Re: Early detection and intervention evaluation for people at risk of psychosis: multisite randomised controlled trial
19 April 2012
When Professor Morrison and colleagues did the power calculation for their randomised trial they estimated that without active treatment 30% of patients with at risk mental states would go on to develop schizophrenia or a related condition. They based this figure on rates of transition to psychosis in previous experimental and observational investigations. However, half-way through the study the researchers had to amend their primary outcomes to incorporate frequency, severity and distress from symptoms. Only 9% of their control subjects and 7% of those who received cognitive therapy developed a psychotic illness (1).
Early intervention practitioners have been warned about this lowering of the transition rate for more than a decade (2,3). Richard Warner even provided worked examples to illustrate why this would happen in his commentary on a paper by two of the investigators (4). It has occurred because, as we all know, the positive predictive value of a diagnostic test depends on the prevalence of the condition in the population to which it is applied (5). Initial studies were conducted in patients who had been referred by consultant psychiatrists and general practitioners to specialised clinics for a putative schizophrenic prodrome. It turned out that as many as 30%-70% of these patients were, indeed, developing a psychotic illness (6). Clinical and research tools such as the Comprehensive Assessment of At-Risk Mental States predicted with a fair degree of accuracy which patients would become seriously ill. Inspired by this success early intervention for psychosis teams urged general practitioners to lower their referral threshold. They have also encouraged multidisciplinary mental health clinicians, primary care teams, counsellors, ministers, priests, teachers, probation workers, housing officers, and worried families to refer troubled young people directly to their clinics. Not surprisingly, true pre-psychotic states are infrequent amongst these referrals. Hence, assessments of at risk mental states will have a low positive predictive value. The brilliant BMJ paper by Mathers and Hodgkin in 1989 which clearly explains clinical and policy implications of the positive predictive value should be required reading for all early intervention practitioners (5).

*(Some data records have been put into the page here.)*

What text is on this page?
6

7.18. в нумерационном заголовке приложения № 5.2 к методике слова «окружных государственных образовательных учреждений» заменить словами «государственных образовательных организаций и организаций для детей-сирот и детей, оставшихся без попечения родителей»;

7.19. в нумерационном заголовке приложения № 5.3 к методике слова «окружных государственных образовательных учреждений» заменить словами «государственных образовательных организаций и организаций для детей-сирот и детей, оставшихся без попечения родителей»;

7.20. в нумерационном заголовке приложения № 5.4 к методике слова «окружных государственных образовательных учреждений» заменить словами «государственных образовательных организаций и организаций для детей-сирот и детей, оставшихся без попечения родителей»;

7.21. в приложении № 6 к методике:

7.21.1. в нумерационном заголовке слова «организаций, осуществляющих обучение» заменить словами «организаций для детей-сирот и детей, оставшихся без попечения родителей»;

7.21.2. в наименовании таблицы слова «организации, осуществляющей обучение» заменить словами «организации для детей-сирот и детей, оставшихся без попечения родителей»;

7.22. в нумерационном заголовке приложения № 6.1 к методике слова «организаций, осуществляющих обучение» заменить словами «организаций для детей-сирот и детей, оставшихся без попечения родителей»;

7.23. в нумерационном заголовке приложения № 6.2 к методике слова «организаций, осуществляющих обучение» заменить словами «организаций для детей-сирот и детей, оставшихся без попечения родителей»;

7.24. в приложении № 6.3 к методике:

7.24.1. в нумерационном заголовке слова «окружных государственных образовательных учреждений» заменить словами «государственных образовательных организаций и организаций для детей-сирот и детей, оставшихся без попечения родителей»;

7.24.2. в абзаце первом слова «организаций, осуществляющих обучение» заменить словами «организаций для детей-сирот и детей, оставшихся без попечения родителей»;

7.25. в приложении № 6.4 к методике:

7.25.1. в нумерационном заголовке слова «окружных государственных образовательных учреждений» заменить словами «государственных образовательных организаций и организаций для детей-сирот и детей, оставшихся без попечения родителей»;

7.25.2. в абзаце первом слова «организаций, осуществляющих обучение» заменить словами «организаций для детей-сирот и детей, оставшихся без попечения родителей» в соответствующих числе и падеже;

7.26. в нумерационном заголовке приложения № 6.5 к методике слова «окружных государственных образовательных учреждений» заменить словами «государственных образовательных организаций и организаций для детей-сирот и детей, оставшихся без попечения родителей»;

Well-meaning claims about the primary prevention of schizophrenia have misled patients, families, journalists and politicians and this has led to a distortion of health care priorities in many countries. However, I have recently gained the impression that the epidemiological and clinical errors that underpin the early intervention for psychosis movement are gradually dawning on its advocates. Perhaps the spectre of “psychosis risk syndrome” or “attenuated psychotic symptoms syndrome” in the next edition of the Diagnostic and Statistical Manual of Mental Disorders has focussed their minds. They are, at last, voicing concerns about the dangers of over-diagnosis and unnecessary treatment with powerful psychological therapies and antipsychotic medicines. Hopefully Morrison and colleagues’ ambitious, important and methodologically admirable study - combined with proper understanding of positive predictive value – will be the start of rational policy making and sensible clinical care for people in the early stages of major mental disorders.
1. Morrison AP, French P, Stewart SLK, Birchwood M, Fowler D, Gumley AI, Jones PB, Bentall RP, Lewis SW, Murray GK, Patterson P, Brunet K, Conroy J, Parker S, Reilly T, Byrne R, Davies LM, Dunn G. Early detection and intervention evaluation for people at risk of psychosis: multisite randomised controlled trial. BMJ 2012; 344: e2233 doi: 10.1136/bmj.e2233.

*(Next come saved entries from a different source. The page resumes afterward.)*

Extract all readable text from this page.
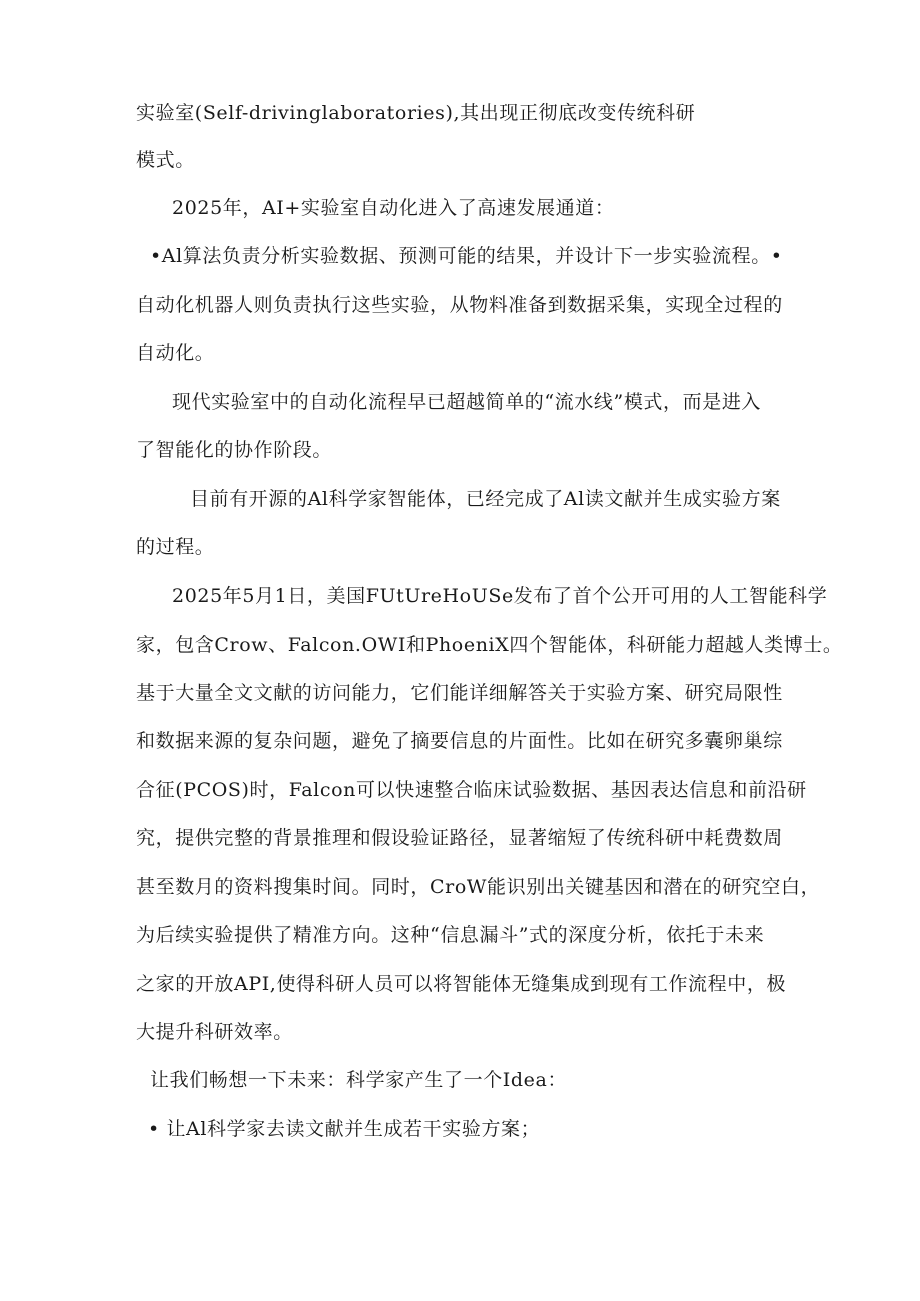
实验室(Self-drivinglaboratories),其出现正彻底改变传统科研
模式。
2025年，AI+实验室自动化进入了高速发展通道：
•Al算法负责分析实验数据、预测可能的结果，并设计下一步实验流程。•
自动化机器人则负责执行这些实验，从物料准备到数据采集，实现全过程的
自动化。
现代实验室中的自动化流程早已超越简单的“流水线”模式，而是进入
了智能化的协作阶段。
目前有开源的Al科学家智能体，已经完成了Al读文献并生成实验方案
的过程。
2025年5月1日，美国FUtUreHoUSe发布了首个公开可用的人工智能科学
家，包含Crow、Falcon.OWI和PhoeniX四个智能体，科研能力超越人类博士。
基于大量全文文献的访问能力，它们能详细解答关于实验方案、研究局限性
和数据来源的复杂问题，避免了摘要信息的片面性。比如在研究多囊卵巢综
合征(PCOS)时，Falcon可以快速整合临床试验数据、基因表达信息和前沿研
究，提供完整的背景推理和假设验证路径，显著缩短了传统科研中耗费数周
甚至数月的资料搜集时间。同时，CroW能识别出关键基因和潜在的研究空白，
为后续实验提供了精准方向。这种“信息漏斗”式的深度分析，依托于未来
之家的开放API,使得科研人员可以将智能体无缝集成到现有工作流程中，极
大提升科研效率。
让我们畅想一下未来：科学家产生了一个Idea：
• 让Al科学家去读文献并生成若干实验方案；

2. Warner R. Limitations of the Bonn Scale for the Assessment of Basic Symptoms as a screening measure. Arch Gen Psychiatry 2002; 59: 470-1.
3. Pelosi AJ, Birchwood M. Is early intervention for psychosis a waste of valuable resources? British Journal of Psychiatry 2003; 182: 196-8.
4. Warner R. Fact versus fantasy: A reply to Bentall & Morrison. Journal of Mental Health 2003; 12: 351-7.
5. Mathers N, Hodgkin P. The Gatekeeper and the Wizard: a fairy tale. BMJ 1989; 298: 172-4.
6. Fusar-Poli P, Bonoldi I, Yung AR, Borgwardt S, Kempton MJ, Valmaggia L, Barale F, Caverzasi , McGuire P. Predicting psychosis. Meta-analysis of transition outcomes in individuals at high clinical risk. Arch Gen Psychiatry 2012; 69: 220-9.